Dicen bien que cometer errores es de humanos, pero echarle la culpa a otro de éstos, es de políticos.

Acertó, nos referimos al cierre legislativo, que parece un ‘deja vu’. Algunos dirán que es una deformación cultural, pero es algo predecible, siempre ocurre.

Ayer, al cuarto para las doce, los senadores hacían circo, maroma y teatro para apurar la aprobación de los dictámenes a sabiendas de que muchos temas importantes quedarían atrapados en la buena intención, del 'ya merito' de siempre.

Los legisladores dedicaron conferencias de prensa, declaraciones en la radio y Tv para hablar de la actuación del Estado para anular aquellos gobiernos municipales infiltrados por el crimen. Y nada.

Apenas el fin de semana, como El Pípila, los legisladores cargaron sobre las espaldas la losa del tema de las leyes anticorrupción y en un abrir y cerrar de ojos, desbarrancaron el tema. Lo peor es que no veremos pronto, como se esperaba, el nombramiento del zar en la materia.

Vaporazos

A propósito, todo un espectáculo el trabajo de las comisiones de Puntos Constitucionales, Estudios Legislativos y otras en el Senado, cuyas figuras son Enrique Burgos y Alejandro Encinas, que en menos de dos horas, sí, leyó bien, en menos de 120 minutos despacharon tres dictámenes: la desindexación de minisalarios; la minuta de la disciplina financiera, y otra que eleva a rango constitucional la actividad del turismo.

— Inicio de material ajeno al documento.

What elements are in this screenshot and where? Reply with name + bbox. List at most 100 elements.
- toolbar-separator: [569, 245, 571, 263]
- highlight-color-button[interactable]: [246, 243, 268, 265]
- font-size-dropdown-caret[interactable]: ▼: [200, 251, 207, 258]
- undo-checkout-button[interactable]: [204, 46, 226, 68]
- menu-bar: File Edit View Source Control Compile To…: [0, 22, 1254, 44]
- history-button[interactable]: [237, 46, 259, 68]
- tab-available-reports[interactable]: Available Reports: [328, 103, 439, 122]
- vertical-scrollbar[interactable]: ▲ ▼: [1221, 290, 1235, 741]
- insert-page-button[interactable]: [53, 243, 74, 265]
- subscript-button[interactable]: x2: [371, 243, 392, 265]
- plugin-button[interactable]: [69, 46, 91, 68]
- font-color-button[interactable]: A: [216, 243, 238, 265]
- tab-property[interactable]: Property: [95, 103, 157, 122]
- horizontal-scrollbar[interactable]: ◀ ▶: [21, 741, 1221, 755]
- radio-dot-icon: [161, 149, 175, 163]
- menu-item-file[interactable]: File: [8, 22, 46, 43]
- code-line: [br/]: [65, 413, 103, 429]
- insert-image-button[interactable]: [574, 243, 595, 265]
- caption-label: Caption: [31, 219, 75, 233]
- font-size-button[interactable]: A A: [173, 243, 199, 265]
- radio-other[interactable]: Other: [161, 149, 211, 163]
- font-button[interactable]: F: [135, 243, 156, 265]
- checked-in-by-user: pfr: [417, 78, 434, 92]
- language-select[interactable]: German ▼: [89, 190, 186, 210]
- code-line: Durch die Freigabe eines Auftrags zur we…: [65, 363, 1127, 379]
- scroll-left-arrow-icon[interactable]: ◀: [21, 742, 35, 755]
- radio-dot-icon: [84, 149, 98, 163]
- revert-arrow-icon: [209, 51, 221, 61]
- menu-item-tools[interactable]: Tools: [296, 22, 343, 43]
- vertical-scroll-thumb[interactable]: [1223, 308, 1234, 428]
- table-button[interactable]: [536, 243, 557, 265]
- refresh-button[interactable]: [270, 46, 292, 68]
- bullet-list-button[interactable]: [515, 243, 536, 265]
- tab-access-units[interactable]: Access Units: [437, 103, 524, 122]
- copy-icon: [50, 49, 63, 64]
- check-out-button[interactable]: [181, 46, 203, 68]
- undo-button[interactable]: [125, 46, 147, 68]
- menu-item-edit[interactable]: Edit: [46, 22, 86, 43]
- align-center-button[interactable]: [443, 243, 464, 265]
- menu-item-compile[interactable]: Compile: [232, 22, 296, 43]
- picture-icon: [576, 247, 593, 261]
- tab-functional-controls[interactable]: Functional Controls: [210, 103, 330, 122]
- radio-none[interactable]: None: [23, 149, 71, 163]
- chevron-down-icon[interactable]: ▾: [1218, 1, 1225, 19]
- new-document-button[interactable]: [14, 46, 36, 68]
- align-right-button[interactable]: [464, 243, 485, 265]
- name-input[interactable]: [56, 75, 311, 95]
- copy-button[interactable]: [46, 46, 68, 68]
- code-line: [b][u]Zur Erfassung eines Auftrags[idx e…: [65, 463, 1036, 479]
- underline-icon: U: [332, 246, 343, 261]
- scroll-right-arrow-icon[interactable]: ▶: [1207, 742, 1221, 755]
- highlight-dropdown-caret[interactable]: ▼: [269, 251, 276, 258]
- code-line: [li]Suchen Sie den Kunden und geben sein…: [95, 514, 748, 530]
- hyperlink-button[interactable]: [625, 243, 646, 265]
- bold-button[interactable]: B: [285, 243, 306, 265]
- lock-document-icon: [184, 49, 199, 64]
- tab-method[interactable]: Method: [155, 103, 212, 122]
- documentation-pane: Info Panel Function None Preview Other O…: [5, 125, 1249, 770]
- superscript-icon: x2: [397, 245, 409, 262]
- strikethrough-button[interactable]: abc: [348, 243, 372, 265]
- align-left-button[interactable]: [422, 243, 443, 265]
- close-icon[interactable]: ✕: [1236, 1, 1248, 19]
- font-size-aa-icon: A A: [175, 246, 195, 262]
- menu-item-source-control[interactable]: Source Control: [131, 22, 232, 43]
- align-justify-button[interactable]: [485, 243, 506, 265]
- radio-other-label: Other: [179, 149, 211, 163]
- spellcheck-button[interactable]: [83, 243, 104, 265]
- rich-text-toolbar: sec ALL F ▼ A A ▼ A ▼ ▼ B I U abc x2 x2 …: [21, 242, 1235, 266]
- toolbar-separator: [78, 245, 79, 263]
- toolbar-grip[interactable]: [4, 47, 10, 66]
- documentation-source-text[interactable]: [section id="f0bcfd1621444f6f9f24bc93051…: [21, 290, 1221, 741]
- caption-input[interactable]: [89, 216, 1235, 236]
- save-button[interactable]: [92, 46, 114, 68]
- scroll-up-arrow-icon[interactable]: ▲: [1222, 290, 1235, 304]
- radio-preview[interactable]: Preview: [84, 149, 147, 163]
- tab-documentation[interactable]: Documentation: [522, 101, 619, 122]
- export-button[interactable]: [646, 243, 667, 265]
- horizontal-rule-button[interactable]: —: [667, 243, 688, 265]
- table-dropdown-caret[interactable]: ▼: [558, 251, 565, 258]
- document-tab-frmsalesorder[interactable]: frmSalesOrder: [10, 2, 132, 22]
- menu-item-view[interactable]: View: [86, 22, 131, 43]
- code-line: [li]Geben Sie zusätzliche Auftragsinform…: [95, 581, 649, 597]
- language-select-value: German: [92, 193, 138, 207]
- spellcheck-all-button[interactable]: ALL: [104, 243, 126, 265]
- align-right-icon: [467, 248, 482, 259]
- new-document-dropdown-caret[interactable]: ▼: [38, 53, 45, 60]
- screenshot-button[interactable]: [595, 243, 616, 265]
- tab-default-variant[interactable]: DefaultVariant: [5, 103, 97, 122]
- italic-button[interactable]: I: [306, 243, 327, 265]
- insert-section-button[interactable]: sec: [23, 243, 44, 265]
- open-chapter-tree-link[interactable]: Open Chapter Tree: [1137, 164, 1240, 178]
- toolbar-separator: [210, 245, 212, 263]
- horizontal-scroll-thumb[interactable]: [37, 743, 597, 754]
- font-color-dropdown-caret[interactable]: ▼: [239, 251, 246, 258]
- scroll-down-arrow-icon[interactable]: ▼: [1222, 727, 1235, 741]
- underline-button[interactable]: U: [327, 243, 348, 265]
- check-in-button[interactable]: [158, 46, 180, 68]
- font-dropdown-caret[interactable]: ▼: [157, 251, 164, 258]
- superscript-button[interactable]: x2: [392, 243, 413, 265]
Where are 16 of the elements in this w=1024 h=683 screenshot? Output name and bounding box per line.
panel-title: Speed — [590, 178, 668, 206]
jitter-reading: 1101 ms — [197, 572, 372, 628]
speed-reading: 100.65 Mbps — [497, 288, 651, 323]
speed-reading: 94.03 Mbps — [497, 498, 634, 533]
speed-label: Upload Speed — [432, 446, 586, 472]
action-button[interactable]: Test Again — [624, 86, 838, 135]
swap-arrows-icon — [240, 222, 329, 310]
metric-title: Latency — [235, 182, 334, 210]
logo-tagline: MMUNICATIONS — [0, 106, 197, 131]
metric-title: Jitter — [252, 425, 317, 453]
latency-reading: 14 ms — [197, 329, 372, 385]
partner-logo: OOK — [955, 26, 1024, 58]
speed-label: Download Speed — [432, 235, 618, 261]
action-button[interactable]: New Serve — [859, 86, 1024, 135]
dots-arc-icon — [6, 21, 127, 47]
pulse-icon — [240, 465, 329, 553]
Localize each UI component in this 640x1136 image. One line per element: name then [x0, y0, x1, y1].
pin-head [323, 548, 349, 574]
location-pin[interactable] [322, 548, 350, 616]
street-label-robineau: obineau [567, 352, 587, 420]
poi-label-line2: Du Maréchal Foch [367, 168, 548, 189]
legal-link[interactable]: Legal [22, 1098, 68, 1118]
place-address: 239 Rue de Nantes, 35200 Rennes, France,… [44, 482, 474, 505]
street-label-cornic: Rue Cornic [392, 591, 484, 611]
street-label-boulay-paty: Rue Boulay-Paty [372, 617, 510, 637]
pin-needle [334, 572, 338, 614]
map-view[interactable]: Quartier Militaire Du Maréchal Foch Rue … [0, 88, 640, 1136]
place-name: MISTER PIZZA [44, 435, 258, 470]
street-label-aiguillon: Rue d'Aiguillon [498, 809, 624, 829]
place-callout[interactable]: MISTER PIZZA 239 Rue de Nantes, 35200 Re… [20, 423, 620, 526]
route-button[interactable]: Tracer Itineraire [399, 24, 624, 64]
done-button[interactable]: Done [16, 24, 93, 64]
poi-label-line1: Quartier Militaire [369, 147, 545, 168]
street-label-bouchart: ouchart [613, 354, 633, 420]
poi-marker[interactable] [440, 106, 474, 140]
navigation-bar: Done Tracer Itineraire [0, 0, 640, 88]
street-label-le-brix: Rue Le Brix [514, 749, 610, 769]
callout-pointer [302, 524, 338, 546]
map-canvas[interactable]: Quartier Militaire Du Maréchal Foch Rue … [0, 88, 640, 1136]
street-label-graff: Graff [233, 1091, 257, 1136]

Pero el caso extremo fue el de la reforma política del Distrito Federal, que mantuvo a más de un senador, entre ellos a Mario Delgado, con taquicardia, pues el sábado se la pasó jurando que ya había acuerdos. Le dijeron que sí y al final salió, al menos en comisiones.

Esto se acabó. No hay que olvidar que esta etapa fue conducida por Miguel Barbosa y Silvano Aureoles. El primero regaló chocolates y al segundo pronto lo veremos en campaña. Y hoy, se darán el abrazo navideño. Faltaba más.